Willem Witsen aan Elizabeth van Vloten
Plaats: [Londen] |
Datum: 28 [november] 1890 |
Verblijfplaats: UBA, XXX A 46, 1060 |
[1:1]
[briefpapier The Monico, London]
's middags 2 uur
Vrijdag 28 [18]90
Lieve Beb, Londen is nu zoo mooi - 't ligt in de sneeuw Beb, en geen blinkend witte sneeuw maar 'n zachte warme sneeuw die gestadig valt uit 'n donkere, maar doorschijnende lucht, laag hangend in de straten, tusschen de huizen die als reusachtige zwart-grijze steenen-massaas, geweldig staan in die mistige lucht. - O je moet 't zien Beb, - 'k heb al 'n paar uur er in geloopen en schetsen gemaakt - en nu moet 'k 't je even schrijven - en dan ga 'k weer er in - tegen den donker om 'n heele boel op te doen voor morgen en de volgende dagen - want, Beb - petit-noir is op zij gezet en morgen begin 'k om eén voor eén die mooie dingen die 'k vandaag gezien heb er uit te werken - want je begrijpt hoe vol 'k me voel - 't is
[1:2]
wel curieus dat 'k telkens weer getrokken word naar m'n ouwe bekenden - 'k heb zonder te denken gevoeld: o hoe mooi moet 't nu zijn aan Waterloo bridge en dan de Thames en Trafalgar Square en toen 'k er kwam trof 't me dadelijk, die zelfde dingen waarvan 'k nog nooit iets heb kunnen maken. Maar voor 'n bourgeois alleen zal 't 'tzelfde sujet lijken - en wat kan me dat ook schelen - 'k houd wel van de zwarte drukte massa in den Strand b.v. en Oxford street, maar 'k zie er lang dàt niet in van wat 'k zie in die andere dingen: 'n éenheid van donkere grijzen en zacht mooi licht - 'n stemming van ernstige zware mooiheid. - Niet dor, niet somber, nooit akelig - maar heerlijk rijk en vòl en ernstig als zwarte chrysanten en witte, witte bloemen.
Beb, gisteren heb 'k aan 't portret gewerkt maar daar kan 'k nu niet aan denken - 'k heb ook gewacht op 'n brief
[1:3]
van mijn Beb - maar die is niet gekomen en van daag ook niet - maar je zult 't wel druk hebben mijn lieve Beb - en er is er zeker wel een onder weg over je komen hier - ten minste als je broêr Frank gisteren in Haarlem is gekomen - 'k stel 't me telkens voor hoe 't toch zal zijn mijn Beb - en nù wilde 'k je toch zóo hier hebben - want 'k heb Londen nooit zóo gezien - 'k verlang zoo naar morgen om er aan te beginnen en heerlijk, nu, die stille Zondag in 't vooruitzicht om zoo stilletjes heelemaal in m'n werk te zijn.

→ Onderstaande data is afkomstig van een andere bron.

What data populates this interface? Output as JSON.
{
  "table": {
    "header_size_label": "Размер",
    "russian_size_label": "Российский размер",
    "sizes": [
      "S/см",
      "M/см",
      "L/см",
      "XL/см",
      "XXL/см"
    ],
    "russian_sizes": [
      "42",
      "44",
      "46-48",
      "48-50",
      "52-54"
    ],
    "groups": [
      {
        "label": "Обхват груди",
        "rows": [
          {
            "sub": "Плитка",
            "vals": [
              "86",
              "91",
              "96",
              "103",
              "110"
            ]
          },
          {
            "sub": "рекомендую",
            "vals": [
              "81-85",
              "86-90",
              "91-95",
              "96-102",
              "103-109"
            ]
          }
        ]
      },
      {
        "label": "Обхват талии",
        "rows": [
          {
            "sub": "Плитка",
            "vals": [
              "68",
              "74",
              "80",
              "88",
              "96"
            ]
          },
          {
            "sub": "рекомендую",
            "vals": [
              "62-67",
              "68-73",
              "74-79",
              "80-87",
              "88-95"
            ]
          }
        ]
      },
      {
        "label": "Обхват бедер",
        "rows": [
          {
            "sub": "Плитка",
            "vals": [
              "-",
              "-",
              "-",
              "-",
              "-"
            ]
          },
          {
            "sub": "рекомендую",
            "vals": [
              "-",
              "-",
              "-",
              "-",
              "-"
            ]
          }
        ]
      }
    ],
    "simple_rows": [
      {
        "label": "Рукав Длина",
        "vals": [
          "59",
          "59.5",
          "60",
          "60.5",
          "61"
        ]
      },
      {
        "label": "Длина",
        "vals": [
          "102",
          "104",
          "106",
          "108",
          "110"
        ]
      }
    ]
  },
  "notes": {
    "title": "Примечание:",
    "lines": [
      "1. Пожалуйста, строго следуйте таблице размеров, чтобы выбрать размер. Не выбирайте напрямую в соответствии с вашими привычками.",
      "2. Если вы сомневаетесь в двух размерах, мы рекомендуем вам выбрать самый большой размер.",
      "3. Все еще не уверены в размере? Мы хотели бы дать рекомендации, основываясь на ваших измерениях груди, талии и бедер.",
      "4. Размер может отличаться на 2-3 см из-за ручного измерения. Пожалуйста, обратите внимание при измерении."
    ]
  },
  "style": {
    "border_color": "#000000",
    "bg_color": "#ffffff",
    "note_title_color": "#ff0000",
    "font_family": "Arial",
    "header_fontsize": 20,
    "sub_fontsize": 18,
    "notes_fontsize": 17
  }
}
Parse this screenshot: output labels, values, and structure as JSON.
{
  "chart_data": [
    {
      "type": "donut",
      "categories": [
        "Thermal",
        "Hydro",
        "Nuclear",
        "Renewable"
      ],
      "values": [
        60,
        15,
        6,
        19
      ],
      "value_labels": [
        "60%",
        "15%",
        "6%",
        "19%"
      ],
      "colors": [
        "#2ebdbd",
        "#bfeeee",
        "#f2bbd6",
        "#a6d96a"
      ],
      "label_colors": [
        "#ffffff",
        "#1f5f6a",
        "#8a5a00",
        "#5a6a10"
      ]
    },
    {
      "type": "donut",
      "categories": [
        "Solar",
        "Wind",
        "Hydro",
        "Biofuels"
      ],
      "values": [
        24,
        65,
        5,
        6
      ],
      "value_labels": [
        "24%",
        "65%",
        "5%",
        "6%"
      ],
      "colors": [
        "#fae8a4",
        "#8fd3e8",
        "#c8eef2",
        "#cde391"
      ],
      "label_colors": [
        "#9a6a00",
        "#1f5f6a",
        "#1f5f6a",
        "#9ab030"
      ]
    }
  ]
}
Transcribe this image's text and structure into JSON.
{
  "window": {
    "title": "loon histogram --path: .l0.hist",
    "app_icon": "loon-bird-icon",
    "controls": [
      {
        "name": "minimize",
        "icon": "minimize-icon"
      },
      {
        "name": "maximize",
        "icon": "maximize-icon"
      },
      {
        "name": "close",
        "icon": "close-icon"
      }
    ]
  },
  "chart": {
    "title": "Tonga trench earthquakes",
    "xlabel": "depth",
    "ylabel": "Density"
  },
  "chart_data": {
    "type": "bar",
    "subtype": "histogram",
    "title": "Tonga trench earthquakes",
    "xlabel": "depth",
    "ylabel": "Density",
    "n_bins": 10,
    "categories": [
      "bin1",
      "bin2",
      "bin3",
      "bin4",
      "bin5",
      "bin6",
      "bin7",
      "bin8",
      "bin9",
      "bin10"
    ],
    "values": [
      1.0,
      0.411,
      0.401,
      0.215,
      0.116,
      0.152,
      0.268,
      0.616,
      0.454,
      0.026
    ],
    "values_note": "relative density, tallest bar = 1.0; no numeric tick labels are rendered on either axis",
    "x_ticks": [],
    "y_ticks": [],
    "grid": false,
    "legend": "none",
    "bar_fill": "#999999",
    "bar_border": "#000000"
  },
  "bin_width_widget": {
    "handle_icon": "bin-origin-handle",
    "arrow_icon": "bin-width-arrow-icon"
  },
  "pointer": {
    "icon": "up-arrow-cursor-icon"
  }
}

Beb, 'k kreeg antwoord uit Parijs. Ze willen m'n etsen niet koopen maar
graag in commissie hebben omdat, zegt hij, er veel káns is dat de Amerikanen ze koopen terwijl de fransche amateurs ze te zwart zullen vinden. - Morgen avond ga 'k, denk 'k, weer naar Kapteyn of anders Zondag avond, dat vin 'k wel plezierig, - zoo in 'n
[1:4]
rustige huiselijke omgeving als 'k den heelen dag goed gewerkt heb - en 't zal zeker goed gaan - vooral de eerste dagen - lieve Beb - 'k schrijf nu maar kort om weer gauw naar buiten te gaan en schetsen te maken - 't werkt zoo heerlijk buiten, hier - niemand kijkt er naar of staat me in den weg. Zoo heel alleen met m'n werk midden in Londen dat is zoo prettig - zal je nu gauw weer 's 'n heel langen brief schrijven, m'n ondeugende lieve kindje - wat heb je de laatste dagen toch moeten doen lieve Beb, dat je me zoo zonder brieven laat? - 't Is wel goed - mijn Beb als je 't noodig vindt - maar o 'k verlang zoo naar 'n brief. Dag m'n lieve Beb, 'k ga nu gauw weer - 't wordt al zoo donker, dag Beb - 'k schrijf morgen vóor 6, dan heb je dien Zondag middag en dezen morgen middag.